Oireachtas Joint and Select Committees

Wednesday, 9 November 2022

Joint Oireachtas Committee on European Union Affairs

EU-UK relations and the implementation of the Trade and Cooperation Agreement and the Northern Ireland Protocol: Discussion

Professor Peter Shirlow:

I think this is the very point, that is, on whether we have moved to a better Northern Ireland. I made the point earlier about the NUTS 3 regions. There are 179 in the UK and Belfast is seven. The only places above it are in the south-east of England, mostly in London. It is a phenomenal performance. We know that is driven by fintech, cybercrime and cultural production. That has shaped and framed a different city.

Nobody is saying there are not structural weaknesses or difficulties.
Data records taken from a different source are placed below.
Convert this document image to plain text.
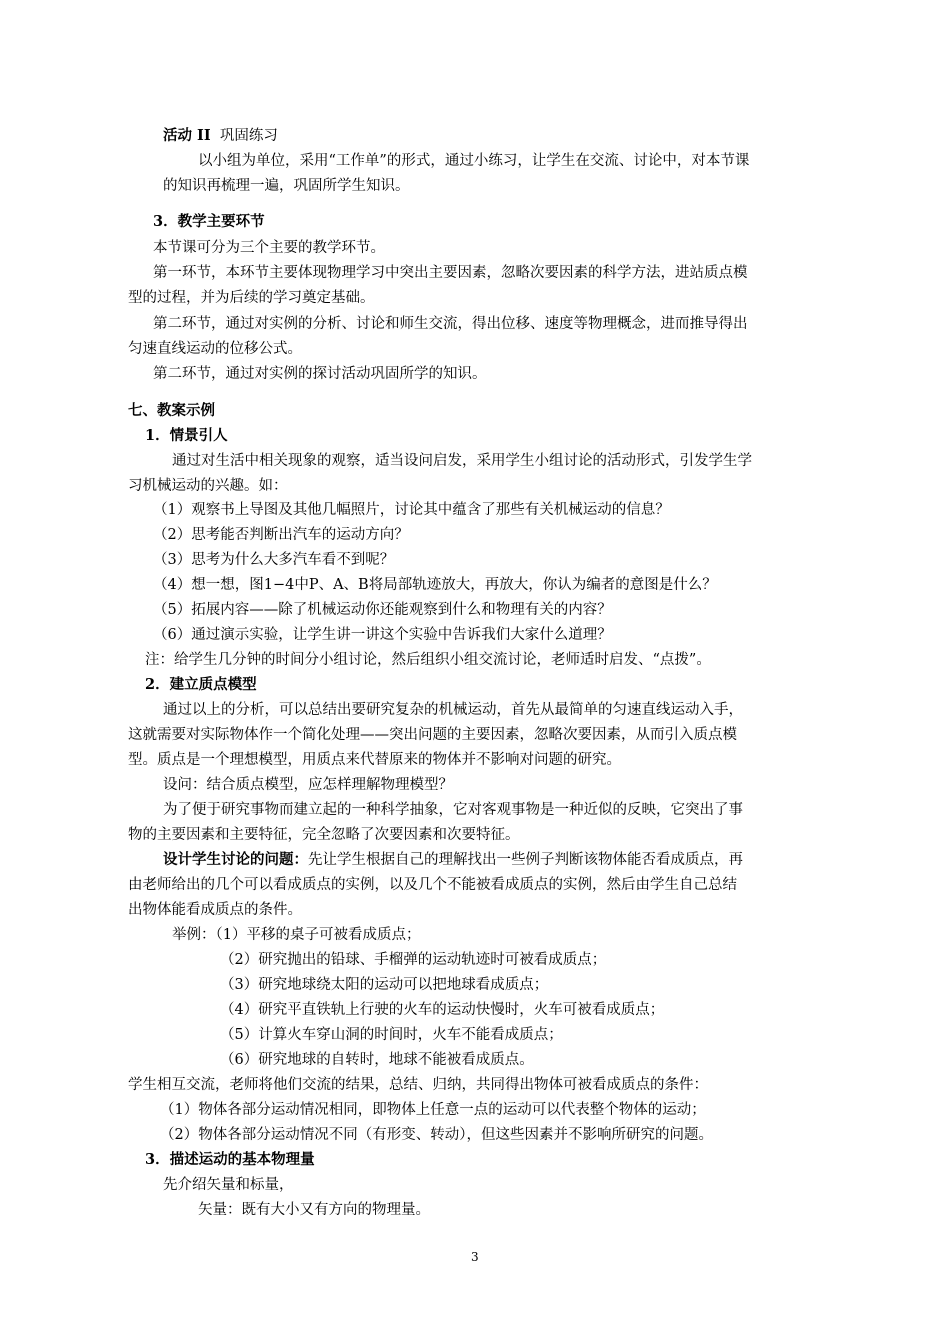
活动 II 巩固练习
以小组为单位，采用“工作单”的形式，通过小练习，让学生在交流、讨论中，对本节课
的知识再梳理一遍，巩固所学生知识。
3．教学主要环节
本节课可分为三个主要的教学环节。
第一环节，本环节主要体现物理学习中突出主要因素，忽略次要因素的科学方法，进站质点模
型的过程，并为后续的学习奠定基础。
第二环节，通过对实例的分析、讨论和师生交流，得出位移、速度等物理概念，进而推导得出
匀速直线运动的位移公式。
第二环节，通过对实例的探讨活动巩固所学的知识。
七、教案示例
1．情景引人
通过对生活中相关现象的观察，适当设问启发，采用学生小组讨论的活动形式，引发学生学
习机械运动的兴趣。如：
（1）观察书上导图及其他几幅照片，讨论其中蕴含了那些有关机械运动的信息？
（2）思考能否判断出汽车的运动方向？
（3）思考为什么大多汽车看不到呢？
（4）想一想，图1−4中P、A、B将局部轨迹放大，再放大，你认为编者的意图是什么？
（5）拓展内容——除了机械运动你还能观察到什么和物理有关的内容？
（6）通过演示实验，让学生讲一讲这个实验中告诉我们大家什么道理？
注：给学生几分钟的时间分小组讨论，然后组织小组交流讨论，老师适时启发、“点拨”。
2．建立质点模型
通过以上的分析，可以总结出要研究复杂的机械运动，首先从最简单的匀速直线运动入手，
这就需要对实际物体作一个简化处理——突出问题的主要因素，忽略次要因素，从而引入质点模
型。质点是一个理想模型，用质点来代替原来的物体并不影响对问题的研究。
设问：结合质点模型，应怎样理解物理模型？
为了便于研究事物而建立起的一种科学抽象，它对客观事物是一种近似的反映，它突出了事
物的主要因素和主要特征，完全忽略了次要因素和次要特征。
设计学生讨论的问题：先让学生根据自己的理解找出一些例子判断该物体能否看成质点，再
由老师给出的几个可以看成质点的实例，以及几个不能被看成质点的实例，然后由学生自己总结
出物体能看成质点的条件。
举例：（1）平移的桌子可被看成质点；
（2）研究抛出的铅球、手榴弹的运动轨迹时可被看成质点；
（3）研究地球绕太阳的运动可以把地球看成质点；
（4）研究平直铁轨上行驶的火车的运动快慢时，火车可被看成质点；
（5）计算火车穿山洞的时间时，火车不能看成质点；
（6）研究地球的自转时，地球不能被看成质点。
学生相互交流，老师将他们交流的结果，总结、归纳，共同得出物体可被看成质点的条件：
（1）物体各部分运动情况相同，即物体上任意一点的运动可以代表整个物体的运动；
（2）物体各部分运动情况不同（有形变、转动），但这些因素并不影响所研究的问题。
3．描述运动的基本物理量
先介绍矢量和标量，
矢量：既有大小又有方向的物理量。
3
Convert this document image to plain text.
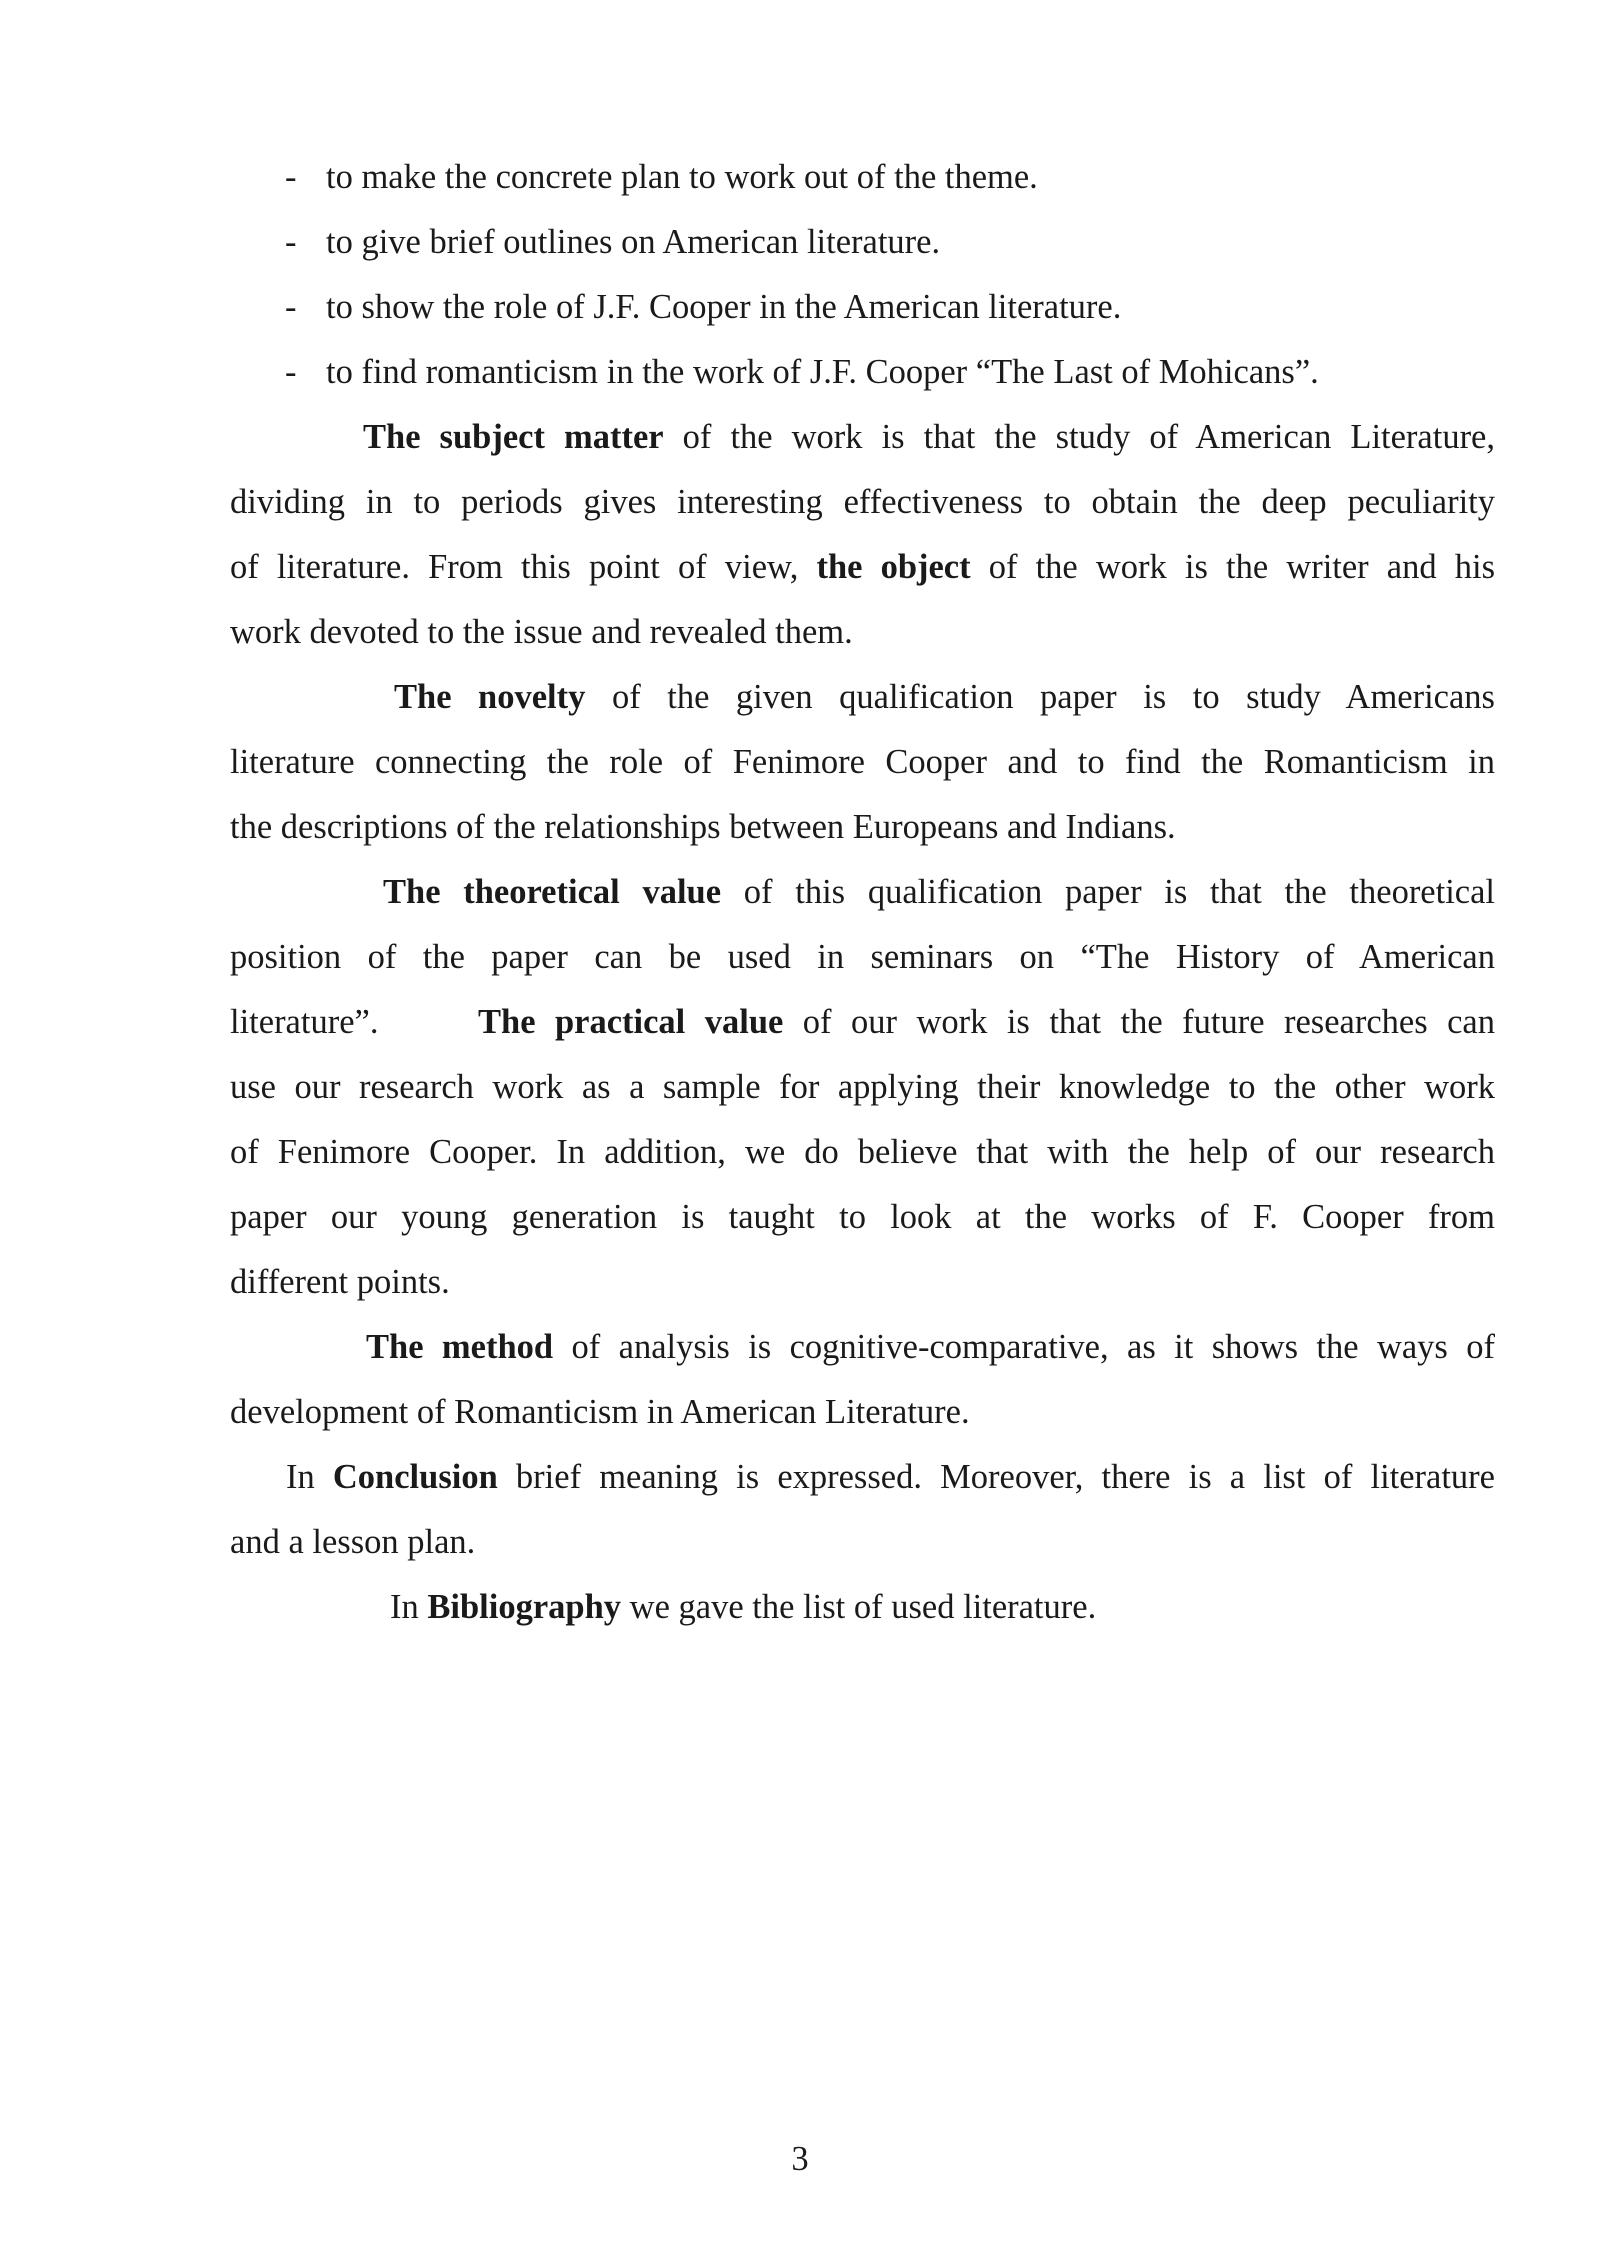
- to make the concrete plan to work out of the theme.
- to give brief outlines on American literature.
- to show the role of J.F. Cooper in the American literature.
- to find romanticism in the work of J.F. Cooper “The Last of Mohicans”.
The subject matter of the work is that the study of American Literature,
dividing in to periods gives interesting effectiveness to obtain the deep peculiarity
of literature. From this point of view, the object of the work is the writer and his
work devoted to the issue and revealed them.
The novelty of the given qualification paper is to study Americans
literature connecting the role of Fenimore Cooper and to find the Romanticism in
the descriptions of the relationships between Europeans and Indians.
The theoretical value of this qualification paper is that the theoretical
position of the paper can be used in seminars on “The History of American
literature”.	The practical value of our work is that the future researches can
use our research work as a sample for applying their knowledge to the other work
of Fenimore Cooper. In addition, we do believe that with the help of our research
paper our young generation is taught to look at the works of F. Cooper from
different points.
The method of analysis is cognitive-comparative, as it shows the ways of
development of Romanticism in American Literature.
In Conclusion brief meaning is expressed. Moreover, there is a list of literature
and a lesson plan.
In Bibliography we gave the list of used literature.
3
Agri-business in Northern Ireland feeds 10 million people in Great Britain. It has dramatically improved its quality, its marketing and all that. When we reach the point where nationalists and those who want a united Ireland can accept it is a better place, that will be a true and proper political shift. When we reach a place where unionists can accept that the Republic of Ireland is not the place they were told it was, we will have reached a level of political maturity. The point the Senator picked up is a problem of a lack of political maturity. People can say Northern Ireland is an improving and better place and still want a united Ireland. We are tied to this 100-year-old approach of the Orwellian "two legs good, four legs bad". Any time I point out the positive things about Northern Ireland people just say "if" and "but". It is like having a row with your partner. Nobody is going to give in. It is the same with unionists. They always point out the problems in the South, like the issues of housing or the working poor or whatever. Then people in the South will say "Well, we have more of this or that". That masculinised type of conversation - it is not a debate - very much reflects the type of politics we live in. Facts do matter. We are the only society in the world that has had a successful peace process and we do not celebrate that success because sharing power with Sinn Féin created successes and acknowledging North-South relationships created positives. For republicans, of course, Northern Ireland cannot be a positive place because it is a colonial construct and an artificial society. Politicians are very good at claiming success when it comes. There is nowhere else in the world where they have failed to actually grab the successes of what they created and delivered. We are caught in this constitutional binary and that constitutional binary defines the protocol and the reaction to it.